Tortilla Soup – Pressure Cooker

Chicken Tortilla Soup is one of my favorite go-to recipes for hearty feel-good soup! And because you can throw everything into your pressure cooker frozen, it’s a great weeknight meal idea for a busy household!

Print the recipe here:

Chicken Tortilla Soup

Ingredients:

  • 5-6 cups chicken broth, or stock
  • 2 cloves of garlic, minced
  • 1/2 tsp chili powder
  • 2 tsp ground cumin
  • 1 1/2 tsp salt
  • 1 tsp pepper
  • 1: 15.25 oz can of sweet whole corn kernels, drained
  • 1: 10 oz can of rotel tomatoes and green chilies
  • 1: 15.5 oz can red kidney beans (can sub any beans)
  • 1 medium onion, chopped
  • 1 cup chopped bell peppers (any color)
  • 2-3 potatoes, peeled and chopped into bite small sized pieces
  • 2 frozen chicken breasts, about 1lb

For Serving:

  • Shredded cheese
  • Sour cream
  • Avocado
  • Tortilla chips

Instructions for pressure cooker:

  1. Add everything into the inner pot of your Pressure Cooker in the order listed (or just make sure you stir well before you seal the pot).
  2. Seal the pot and set for 7 minutes on high pressure.
  3. When time is up allow for a natural pressure release for 7 minutes.
  4. Release final pressure and remove chicken from the pot.
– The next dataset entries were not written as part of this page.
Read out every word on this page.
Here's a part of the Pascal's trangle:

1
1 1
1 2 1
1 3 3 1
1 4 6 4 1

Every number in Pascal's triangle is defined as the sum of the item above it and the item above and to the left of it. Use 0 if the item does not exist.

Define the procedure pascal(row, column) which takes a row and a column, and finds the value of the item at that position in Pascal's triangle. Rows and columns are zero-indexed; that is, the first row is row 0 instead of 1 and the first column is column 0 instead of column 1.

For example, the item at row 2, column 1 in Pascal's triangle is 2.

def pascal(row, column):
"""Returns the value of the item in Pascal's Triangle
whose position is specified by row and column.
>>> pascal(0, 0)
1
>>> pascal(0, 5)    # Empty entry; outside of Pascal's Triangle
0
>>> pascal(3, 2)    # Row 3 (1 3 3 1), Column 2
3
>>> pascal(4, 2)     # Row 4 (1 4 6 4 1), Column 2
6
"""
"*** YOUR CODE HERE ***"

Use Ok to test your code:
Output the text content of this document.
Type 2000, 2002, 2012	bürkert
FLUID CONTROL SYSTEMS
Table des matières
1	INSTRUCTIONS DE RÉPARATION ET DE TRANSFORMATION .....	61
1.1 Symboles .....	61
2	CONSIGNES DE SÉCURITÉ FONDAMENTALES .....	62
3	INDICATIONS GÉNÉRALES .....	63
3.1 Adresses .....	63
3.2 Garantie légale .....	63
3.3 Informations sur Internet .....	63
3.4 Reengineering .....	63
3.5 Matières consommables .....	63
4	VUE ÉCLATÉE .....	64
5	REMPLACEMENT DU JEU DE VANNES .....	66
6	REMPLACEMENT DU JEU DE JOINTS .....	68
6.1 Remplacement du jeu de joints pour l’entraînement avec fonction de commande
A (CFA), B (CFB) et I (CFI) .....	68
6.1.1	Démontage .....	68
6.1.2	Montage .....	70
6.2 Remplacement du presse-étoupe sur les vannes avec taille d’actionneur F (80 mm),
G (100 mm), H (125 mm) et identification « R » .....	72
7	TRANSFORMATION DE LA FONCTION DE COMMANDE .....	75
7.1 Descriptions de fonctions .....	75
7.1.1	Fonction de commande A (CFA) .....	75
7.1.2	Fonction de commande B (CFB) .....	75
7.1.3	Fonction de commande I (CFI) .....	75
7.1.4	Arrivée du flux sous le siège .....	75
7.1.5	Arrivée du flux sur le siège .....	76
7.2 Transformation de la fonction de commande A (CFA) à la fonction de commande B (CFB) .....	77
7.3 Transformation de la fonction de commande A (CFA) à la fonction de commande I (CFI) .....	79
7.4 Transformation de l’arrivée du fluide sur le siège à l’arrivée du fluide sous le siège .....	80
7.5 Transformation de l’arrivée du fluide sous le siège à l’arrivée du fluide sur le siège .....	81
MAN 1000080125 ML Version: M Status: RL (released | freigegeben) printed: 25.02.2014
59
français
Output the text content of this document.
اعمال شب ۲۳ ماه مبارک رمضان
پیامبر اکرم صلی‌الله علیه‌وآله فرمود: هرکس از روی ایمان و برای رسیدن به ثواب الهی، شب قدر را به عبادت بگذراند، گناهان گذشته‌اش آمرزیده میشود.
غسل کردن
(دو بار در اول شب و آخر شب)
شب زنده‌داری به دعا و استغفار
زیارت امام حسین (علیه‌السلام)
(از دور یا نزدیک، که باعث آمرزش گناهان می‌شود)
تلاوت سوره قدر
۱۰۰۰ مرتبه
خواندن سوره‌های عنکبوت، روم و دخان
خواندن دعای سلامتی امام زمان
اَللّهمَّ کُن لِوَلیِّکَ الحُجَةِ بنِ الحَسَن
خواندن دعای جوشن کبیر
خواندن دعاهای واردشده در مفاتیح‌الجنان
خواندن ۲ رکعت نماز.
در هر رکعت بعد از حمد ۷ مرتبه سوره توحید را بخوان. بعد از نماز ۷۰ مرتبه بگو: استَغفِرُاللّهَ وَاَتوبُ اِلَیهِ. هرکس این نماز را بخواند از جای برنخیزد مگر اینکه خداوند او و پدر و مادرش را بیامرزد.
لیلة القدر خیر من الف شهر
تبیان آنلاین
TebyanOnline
Cut or shred into bit sized pieces
  5. Add chicken back to the pot.
  6. Serve hot topped with cheese, avocado, sour cream, and chips.

Instructions for crockpot:

  • Add all the ingredients to your crockpot. Stir to make sure seasonings are well mixed.
  • Cook on high for 4 hours or low for 8 hours.
  • Prior to serving, remove chicken and shred/chop.
  • Serve hot topped with cheese, avocado, sour cream, and chips.